I have addressed my mind to the Priority Freight question. This operator has lost my trust. Deficiencies in compliance still exist as at the date of the inquiry. I cannot therefore be satisfied that this operator will comply in the future. Given the magnitude of is failings, and the serious impacts on road safety and fair competition which they have given rise to, I am satisfied that I must also answer the Bryan Haulage question in the affirmative. I find this operator has lost his repute and should indeed be put out of business.

Revocation of the licence, on the statutory grounds identified, is a proportionate response. Revocation is also mandatory in terms of section 27(1) of the 1995 Act.

I moved to consider whether I should exercise my powers of disqualification. I had regard to the Senior Traffic Commissioner’s Statutory Document No. 10: Principles of Decision Making, in particular, Annex 3 in reaching my decision. I also reminded myself of the authority in T/2010/29 David Finch Haulage. In that case, the Transport Tribunal said:

“The imposition of a period of disqualification following revocation is not a step to be taken routinely, but nor is it a step to be shirked if the circumstances render disqualification necessary in pursuit of the objectives of the operator licensing system. Although no additional feature is required over and above the grounds leading up to revocation, an operator is entitled to know why the circumstances of the case are such as to make a period of disqualification necessary…”

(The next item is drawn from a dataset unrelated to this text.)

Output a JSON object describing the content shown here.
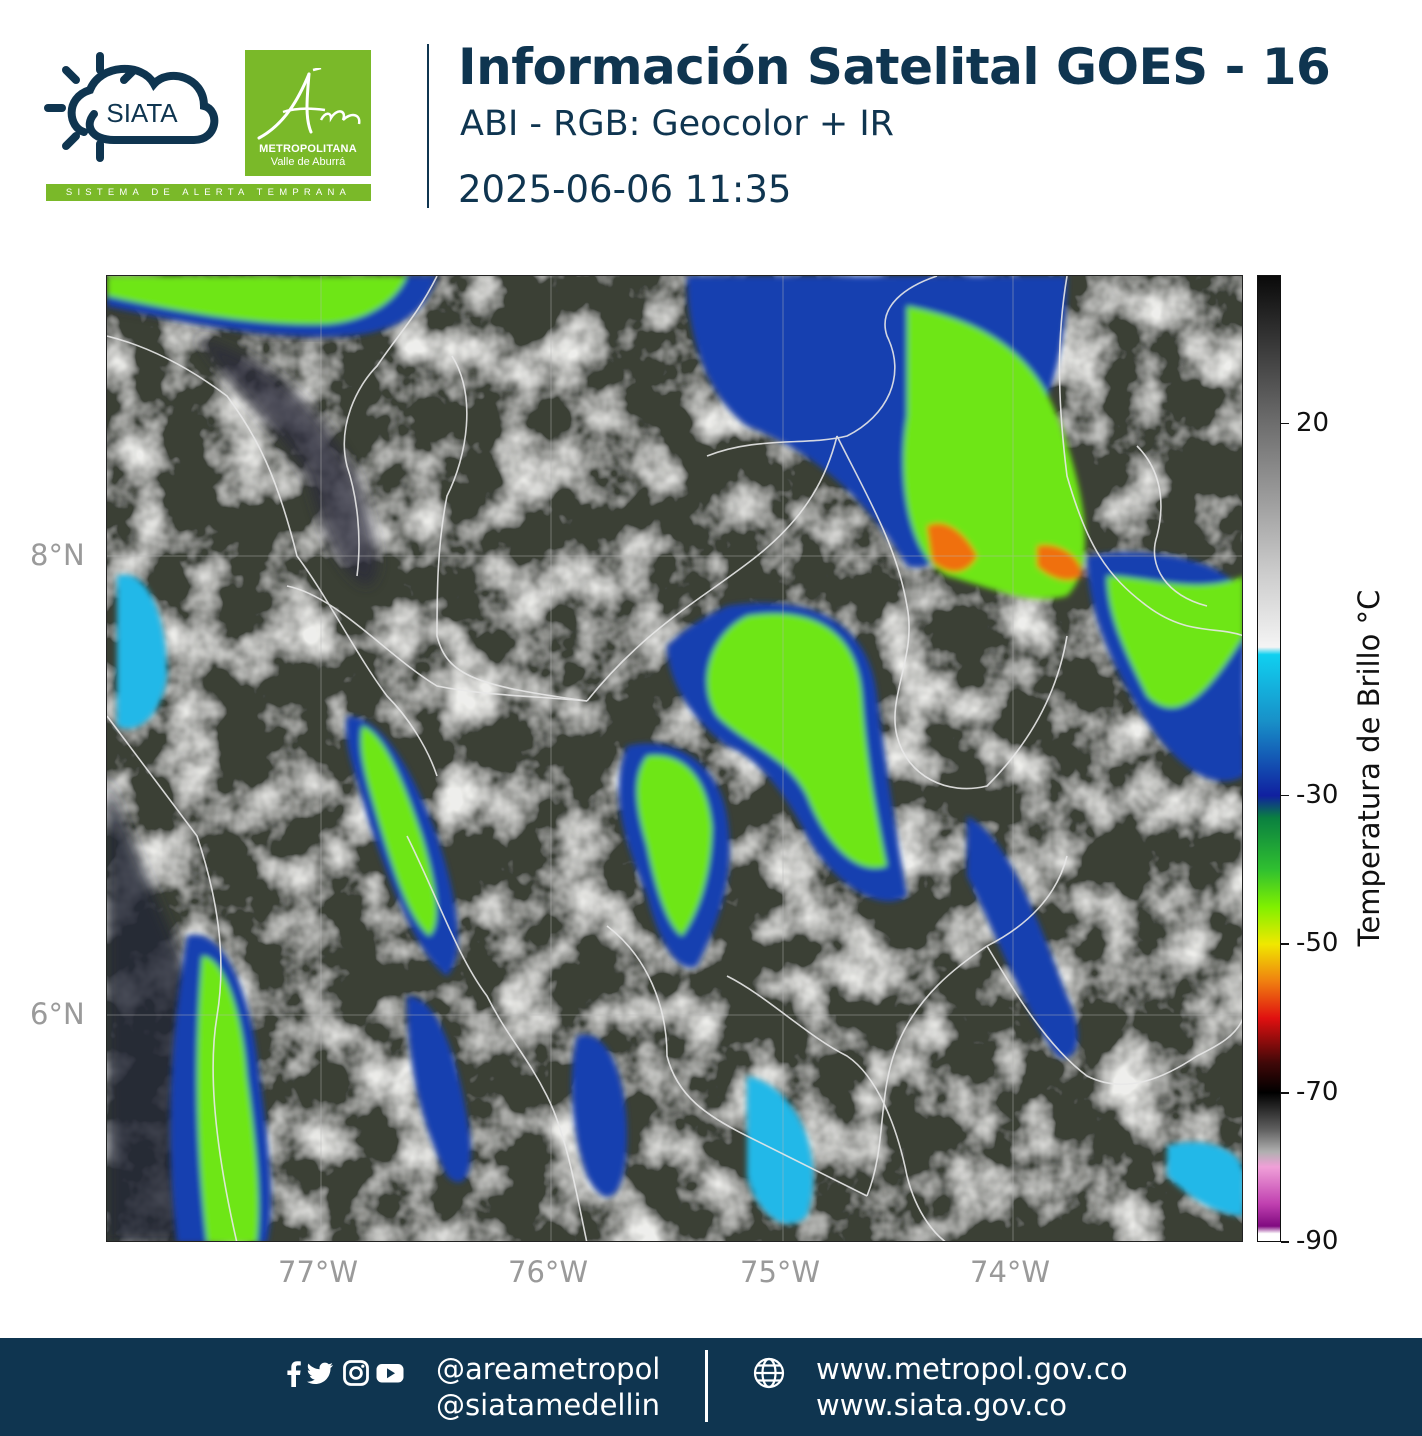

The Senior Traffic Commissioner’s guidance states that serious cases may merit disqualification of between five and ten years, or even for an indefinite period. Notwithstanding that fact that this was the operator’s first public inquiry, the Upper Tribunal made clear in T/2014/40 & 41 C G Cargo Ltd (Operator) & Sukwinder Singh Sandhu (Director) the serious case may merit longer periods of disqualification. This was a bad case, even by the standards of an experienced TE. The sheer number of infringements identified, my findings of dishonesty and the length of time this operator has failed to ensure he was professionally competent, make this a case where disqualification is necessary to meet the objectives of the operator licensing regime.

I have decided that I can hold back, having regard to the few positives I have identified, from disqualifying this operator for an indefinite period. However, a lengthy period of disqualification is justified and proportionate in all the circumstances. I therefore disqualify Mr Samuel Hunter from holding an operator licence for a period of five years with effect from 23:59 on 27th November 2021.

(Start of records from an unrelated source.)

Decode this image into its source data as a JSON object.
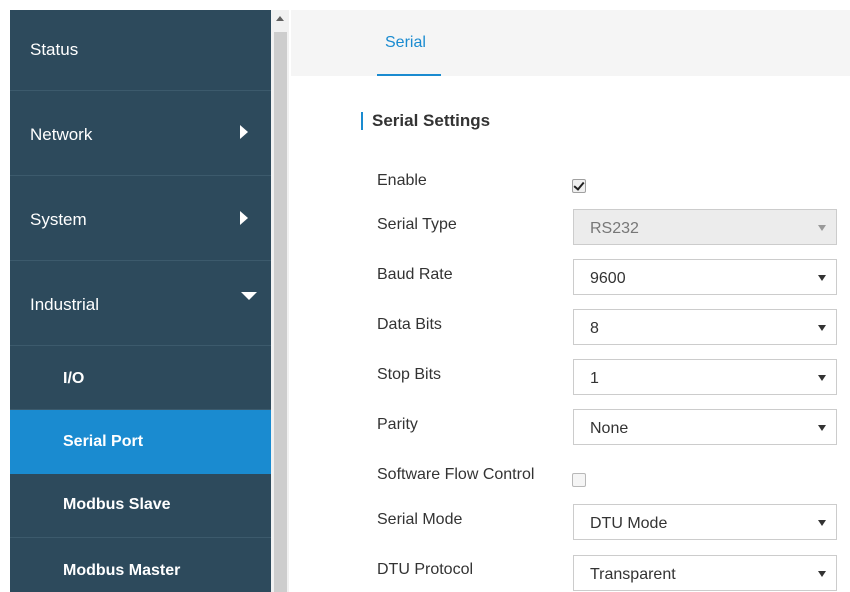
{
  "sidebar": {
    "items": [
      {
        "label": "Status"
      },
      {
        "label": "Network"
      },
      {
        "label": "System"
      },
      {
        "label": "Industrial"
      }
    ],
    "subitems": [
      {
        "label": "I/O"
      },
      {
        "label": "Serial Port"
      },
      {
        "label": "Modbus Slave"
      },
      {
        "label": "Modbus Master"
      }
    ]
  },
  "tabs": [
    {
      "label": "Serial"
    }
  ],
  "section": {
    "title": "Serial Settings"
  },
  "form": {
    "enable": {
      "label": "Enable",
      "checked": true
    },
    "serial_type": {
      "label": "Serial Type",
      "value": "RS232",
      "disabled": true
    },
    "baud_rate": {
      "label": "Baud Rate",
      "value": "9600"
    },
    "data_bits": {
      "label": "Data Bits",
      "value": "8"
    },
    "stop_bits": {
      "label": "Stop Bits",
      "value": "1"
    },
    "parity": {
      "label": "Parity",
      "value": "None"
    },
    "software_flow_control": {
      "label": "Software Flow Control",
      "checked": false
    },
    "serial_mode": {
      "label": "Serial Mode",
      "value": "DTU Mode"
    },
    "dtu_protocol": {
      "label": "DTU Protocol",
      "value": "Transparent"
    }
  },
  "colors": {
    "sidebar_bg": "#2d4a5c",
    "accent": "#1a8bd0"
  }
}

I also direct that section 28(4) of the 1995 Act should apply for the same period, in that if Mr Hunter is a director of, or holds a controlling interest a company which holds an operator’s licence or is the director of a company which is a subsidiary of such a company, or operates any goods vehicles in partnership with a person who holds such a licence then the licence of that company or, as the case may be, of that person, shall be liable to revocation, suspension or curtailment under section 26 of the Act.